What method you handle this problem with will differ, but the problem is clear: how do you get a kid with a limited palate to accept your prediction that she will love a dish, when she seems so sure she will hate it? How do you deal with someone who is happy with their ignorance and unwilling to accept your guidance into the unknown?
How does Jesus do it here? It wasn’t a wild guess that an observant Jew would want to celebrate the Passover properly, but time was of the essence. It was the morning-of, and the disciples weren’t sure about the logistics of the situation. But Jesus has thought of this already. He gives them step-by-step instructions, that once they follow, they find out that Jesus, once again, was a hundred steps ahead of them. That’s how much he cared about this meal he would celebrate with his disciples. However, this was but the first time that day that they would see that Jesus has more information than they do.

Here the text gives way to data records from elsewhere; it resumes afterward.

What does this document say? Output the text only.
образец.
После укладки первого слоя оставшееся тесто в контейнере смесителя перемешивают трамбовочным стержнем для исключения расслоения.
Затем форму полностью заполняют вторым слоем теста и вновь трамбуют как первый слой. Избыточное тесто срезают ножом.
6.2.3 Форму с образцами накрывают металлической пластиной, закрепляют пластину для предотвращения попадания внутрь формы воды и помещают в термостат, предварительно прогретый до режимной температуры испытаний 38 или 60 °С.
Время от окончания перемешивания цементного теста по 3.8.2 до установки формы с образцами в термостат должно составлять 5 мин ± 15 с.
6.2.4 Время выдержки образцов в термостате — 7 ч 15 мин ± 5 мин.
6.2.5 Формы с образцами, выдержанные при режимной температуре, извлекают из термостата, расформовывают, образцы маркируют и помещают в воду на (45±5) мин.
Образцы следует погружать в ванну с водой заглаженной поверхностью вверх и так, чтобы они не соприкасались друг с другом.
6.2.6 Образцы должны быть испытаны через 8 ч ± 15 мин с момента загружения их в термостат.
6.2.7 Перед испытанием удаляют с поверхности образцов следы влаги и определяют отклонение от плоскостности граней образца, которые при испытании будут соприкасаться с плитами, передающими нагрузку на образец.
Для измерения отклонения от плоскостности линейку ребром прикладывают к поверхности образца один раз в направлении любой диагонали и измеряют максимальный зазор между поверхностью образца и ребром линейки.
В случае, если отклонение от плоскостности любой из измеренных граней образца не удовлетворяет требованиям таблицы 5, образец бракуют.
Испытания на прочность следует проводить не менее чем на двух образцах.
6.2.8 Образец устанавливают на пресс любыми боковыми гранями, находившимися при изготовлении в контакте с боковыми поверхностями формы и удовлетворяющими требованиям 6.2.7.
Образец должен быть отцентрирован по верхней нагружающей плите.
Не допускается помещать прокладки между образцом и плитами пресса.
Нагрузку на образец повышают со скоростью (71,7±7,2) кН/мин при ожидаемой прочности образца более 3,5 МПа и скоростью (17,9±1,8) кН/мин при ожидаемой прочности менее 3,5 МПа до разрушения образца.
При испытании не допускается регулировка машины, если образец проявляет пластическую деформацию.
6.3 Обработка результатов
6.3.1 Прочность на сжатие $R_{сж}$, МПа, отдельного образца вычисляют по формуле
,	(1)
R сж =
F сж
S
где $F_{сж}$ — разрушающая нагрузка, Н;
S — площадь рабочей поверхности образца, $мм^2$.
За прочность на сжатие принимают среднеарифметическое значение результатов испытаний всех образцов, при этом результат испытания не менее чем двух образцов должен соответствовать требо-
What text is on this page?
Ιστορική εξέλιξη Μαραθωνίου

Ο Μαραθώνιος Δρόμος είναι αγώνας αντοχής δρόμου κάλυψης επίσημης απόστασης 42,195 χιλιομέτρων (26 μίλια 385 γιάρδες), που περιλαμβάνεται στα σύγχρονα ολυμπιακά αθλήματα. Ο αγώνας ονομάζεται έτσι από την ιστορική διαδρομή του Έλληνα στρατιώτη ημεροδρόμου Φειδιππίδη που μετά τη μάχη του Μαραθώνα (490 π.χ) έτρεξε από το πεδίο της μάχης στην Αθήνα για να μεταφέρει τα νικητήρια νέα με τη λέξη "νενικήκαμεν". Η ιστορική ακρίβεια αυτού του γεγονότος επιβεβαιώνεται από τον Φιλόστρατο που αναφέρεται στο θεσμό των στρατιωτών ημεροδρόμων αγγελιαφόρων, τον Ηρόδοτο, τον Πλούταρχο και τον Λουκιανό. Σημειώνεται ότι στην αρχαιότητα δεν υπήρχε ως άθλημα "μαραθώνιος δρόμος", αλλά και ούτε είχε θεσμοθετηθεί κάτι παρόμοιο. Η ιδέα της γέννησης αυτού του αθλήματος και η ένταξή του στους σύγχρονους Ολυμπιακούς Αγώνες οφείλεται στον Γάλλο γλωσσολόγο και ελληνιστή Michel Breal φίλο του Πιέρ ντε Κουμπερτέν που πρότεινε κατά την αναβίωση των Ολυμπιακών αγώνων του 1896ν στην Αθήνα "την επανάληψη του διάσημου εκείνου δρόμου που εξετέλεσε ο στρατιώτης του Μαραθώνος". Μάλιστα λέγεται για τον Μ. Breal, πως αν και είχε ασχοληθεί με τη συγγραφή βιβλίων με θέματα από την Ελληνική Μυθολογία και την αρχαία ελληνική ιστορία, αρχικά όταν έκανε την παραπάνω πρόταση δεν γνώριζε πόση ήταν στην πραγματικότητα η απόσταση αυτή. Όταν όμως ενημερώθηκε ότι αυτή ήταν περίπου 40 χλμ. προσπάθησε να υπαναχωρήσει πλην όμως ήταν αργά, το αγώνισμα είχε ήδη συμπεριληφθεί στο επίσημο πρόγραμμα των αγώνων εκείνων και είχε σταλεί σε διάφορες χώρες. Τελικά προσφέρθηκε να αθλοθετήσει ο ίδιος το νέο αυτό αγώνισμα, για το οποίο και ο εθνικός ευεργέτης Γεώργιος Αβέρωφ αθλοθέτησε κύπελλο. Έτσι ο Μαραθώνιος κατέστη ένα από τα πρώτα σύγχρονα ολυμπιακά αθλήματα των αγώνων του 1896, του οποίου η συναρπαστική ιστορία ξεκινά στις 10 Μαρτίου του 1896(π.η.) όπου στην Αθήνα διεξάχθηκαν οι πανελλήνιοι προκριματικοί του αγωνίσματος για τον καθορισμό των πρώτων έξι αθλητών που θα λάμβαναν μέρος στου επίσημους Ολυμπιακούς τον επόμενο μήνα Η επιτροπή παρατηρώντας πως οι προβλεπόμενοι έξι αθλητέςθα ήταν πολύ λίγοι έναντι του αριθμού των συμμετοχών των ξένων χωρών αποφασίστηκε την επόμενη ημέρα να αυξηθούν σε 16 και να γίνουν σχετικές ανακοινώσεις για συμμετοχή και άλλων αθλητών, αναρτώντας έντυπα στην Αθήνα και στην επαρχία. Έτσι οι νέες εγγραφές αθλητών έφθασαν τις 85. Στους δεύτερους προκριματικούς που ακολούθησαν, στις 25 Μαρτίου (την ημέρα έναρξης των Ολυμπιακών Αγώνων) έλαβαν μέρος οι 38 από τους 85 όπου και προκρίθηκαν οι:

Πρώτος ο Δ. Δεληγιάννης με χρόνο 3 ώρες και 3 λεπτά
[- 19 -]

The disciples secure the room, the herbs, the bread, the fruit, the wine, the lamb. They get to work preparing. To find the room and get everything ready took from morning to night. Then comes the time to sit and start. Now, the Passover meal had always had a set agenda. The host would take each food item, before distributing it would speak a prayer or message, and the guests would partake. Wine and lamb meat were not every-day things. The disciples’ mouths are watering. This is a joyous party that they’ve celebrated every year of their lives, and now they’re excited to celebrate it with their dear mentor.
But their smiles fade and the color drains from their faces as they hear his opening remark. Their hearts begin to pound when he uses that word, that awful word. What could Jesus have said that would have crushed their joyful spirits so much as his announcement that one of them sharing the table would betray him? And even though he sees the shock and horror in their eyes, he ruthlessly declares again that it is one who shares the intimate friendship of partaking in this most special meal who would squander that same fellowship in an act of betrayal.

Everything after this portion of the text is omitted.